Staring at the Sun is a profoundly encouraging approach to the universal issue of mortality.
Self-awareness is a supreme gift
A treasure as precious as life. This is what makes us human. But it comes with a costly price: the wound of mortality. Our existence is forever shadowed by the knowledge that we will grow, blossom, and, inevitably, diminish and die.
For some of us the fear of death manifests only indirectly, either as generalized unrest or masqueraded as another psychological symptom; other individuals experience an explicit and conscious stream of anxiety about death; and for some of us the fear of death erupts into terror that negates all happiness and fulfillment.
My personal experience and clinical work have taught me that anxiety about dying waxes and wanes throughout the life cycle.
Children at an early age cannot help but note the glimmerings of mortality surrounding them–dead leaves, insects and pets, disappearing grandparents, grieving parents, endless acres of cemetery tombstones.

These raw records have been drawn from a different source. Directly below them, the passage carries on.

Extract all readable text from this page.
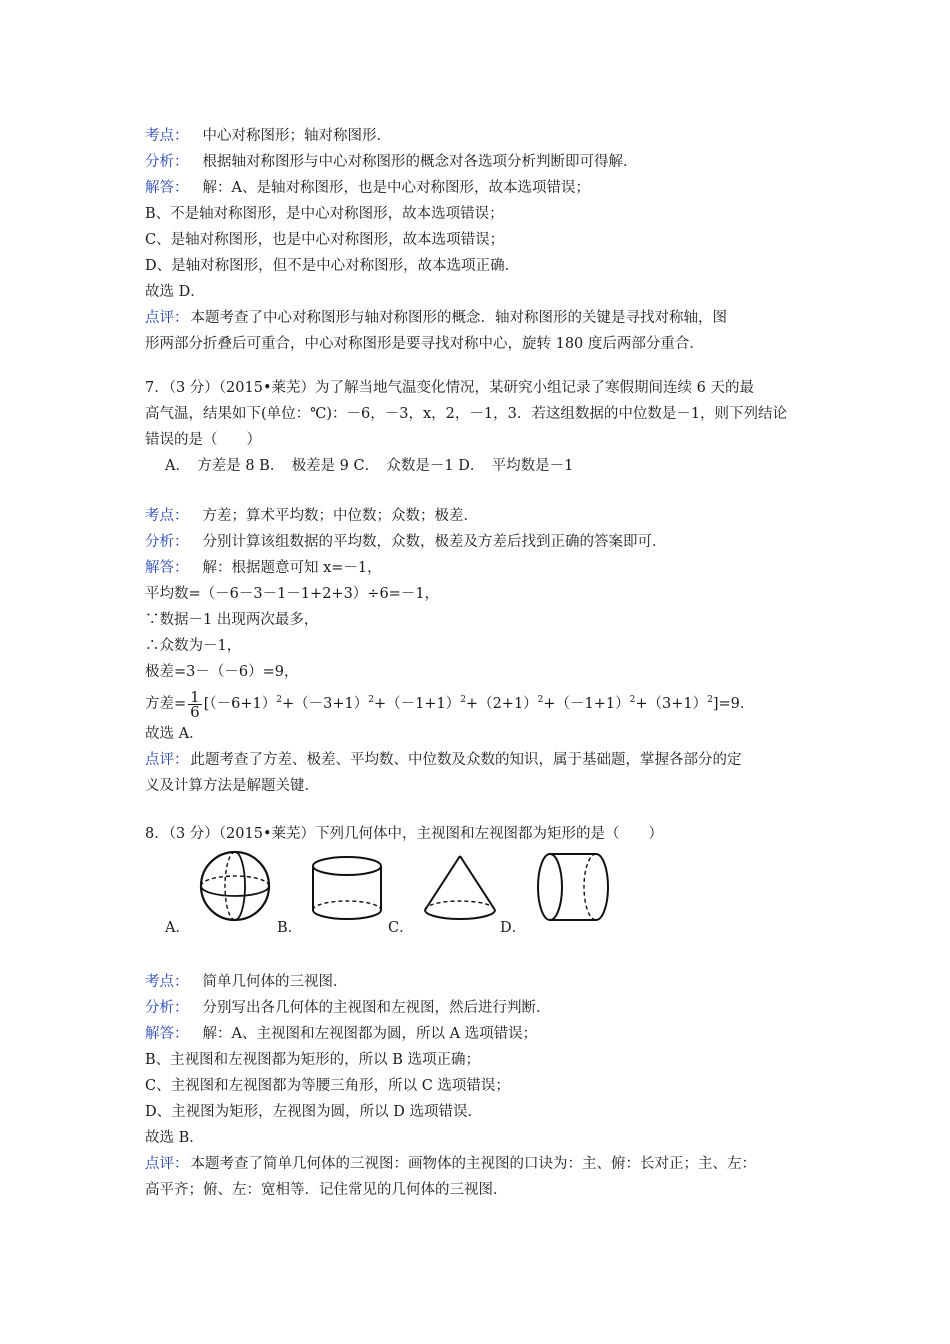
考点： 中心对称图形；轴对称图形．
分析： 根据轴对称图形与中心对称图形的概念对各选项分析判断即可得解．
解答： 解：A、是轴对称图形，也是中心对称图形，故本选项错误；
B、不是轴对称图形，是中心对称图形，故本选项错误；
C、是轴对称图形，也是中心对称图形，故本选项错误；
D、是轴对称图形，但不是中心对称图形，故本选项正确．
故选 D．
点评： 本题考查了中心对称图形与轴对称图形的概念．轴对称图形的关键是寻找对称轴，图
形两部分折叠后可重合，中心对称图形是要寻找对称中心，旋转 180 度后两部分重合．
7．（3 分）（2015•莱芜）为了解当地气温变化情况，某研究小组记录了寒假期间连续 6 天的最
高气温，结果如下(单位：℃)：－6，－3，x，2，－1，3．若这组数据的中位数是－1，则下列结论
错误的是（　　）
A．　方差是 8 B．　极差是 9 C．　众数是－1 D．　平均数是－1
考点： 方差；算术平均数；中位数；众数；极差．
分析： 分别计算该组数据的平均数，众数，极差及方差后找到正确的答案即可．
解答： 解：根据题意可知 x=－1，
平均数=（－6－3－1－1+2+3）÷6=－1，
∵数据－1 出现两次最多，
∴众数为－1，
极差=3－（－6）=9，
方差= $\frac{1}{6} [(-6+1)^2+(-3+1)^2+(-1+1)^2+(2+1)^2+(-1+1)^2+(3+1)^2]=9$．
故选 A．
点评： 此题考查了方差、极差、平均数、中位数及众数的知识，属于基础题，掌握各部分的定
义及计算方法是解题关键．
8．（3 分）（2015•莱芜）下列几何体中，主视图和左视图都为矩形的是（　　）
A．	B．	C．	D．
考点： 简单几何体的三视图．
分析： 分别写出各几何体的主视图和左视图，然后进行判断．
解答： 解：A、主视图和左视图都为圆，所以 A 选项错误；
B、主视图和左视图都为矩形的，所以 B 选项正确；
C、主视图和左视图都为等腰三角形，所以 C 选项错误；
D、主视图为矩形，左视图为圆，所以 D 选项错误．
故选 B．
点评： 本题考查了简单几何体的三视图：画物体的主视图的口诀为：主、俯：长对正；主、左：
高平齐；俯、左：宽相等．记住常见的几何体的三视图．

The fear of death ordinarily goes underground from about six to puberty, the same years Freud designated as the period of latent sexuality.
Then, during adolescent, death anxiety erupts in force: teenagers often become preoccupied with death; a few consider suicide.
As the years go by, adolescent death concerns are pushed aside by the two major life tasks of young adulthood: pursuing a career and beginning a family.
Then, three decades later, as children leave home and the end points of professional careers loom, the midlife crisis bursts upon us, and death anxiety once again erupts with great force.
Why, you may ask, take on this unpleasant, frightening subject? Why stare into the sun?
Death does itch. It itches all the time; it is always with us, scratching at some inner door, whirring softly, barely audibly, just under the membrane of consciousness.
I feel strongly–as a man who will himself die one day in not-too-distant future and as a psychiatrist who has spent decades dealing with death anxiety–that confronting death allows us, not to open some noisome Pandora’s box, but to reenter life in a richer, more compassionate manner.
The awakening experience
One of the best known characters in literature is Ebenezer Scrooge, the grasping, isolated, mean-spirited old man in Charles Dickens’s A Christmas Carol. Yet something happened to Ebenezer Scrooge at the end of the story–a remarkable transformation.
What happened? What fueled Scrooge’s transformation?
Not his conscience. Not the warmth of Yule cheer. Instead, it was a form of existential shock therapy or an awakening experience.
Earlier thinkers, long before Tolstoy–since the beginning of the written word–have reminded us of the interdependence of life and death. The Stoics taught us that learning to live well is learning to die well and that, conversely, learning to die well is learning to live well. Cicero said that ‘to philosophize is to prepare for death’. St Augustine wrote, ‘ it is only in the face of death that a man’s self is born.’ Montaigne suggested that a writing studio have a good view of the cemetery in order to sharpen one’s thinking.
In these ways and in many others, great teachers down through the ages have reminded us that although the physicality of death destroys us, the idea of death saves us.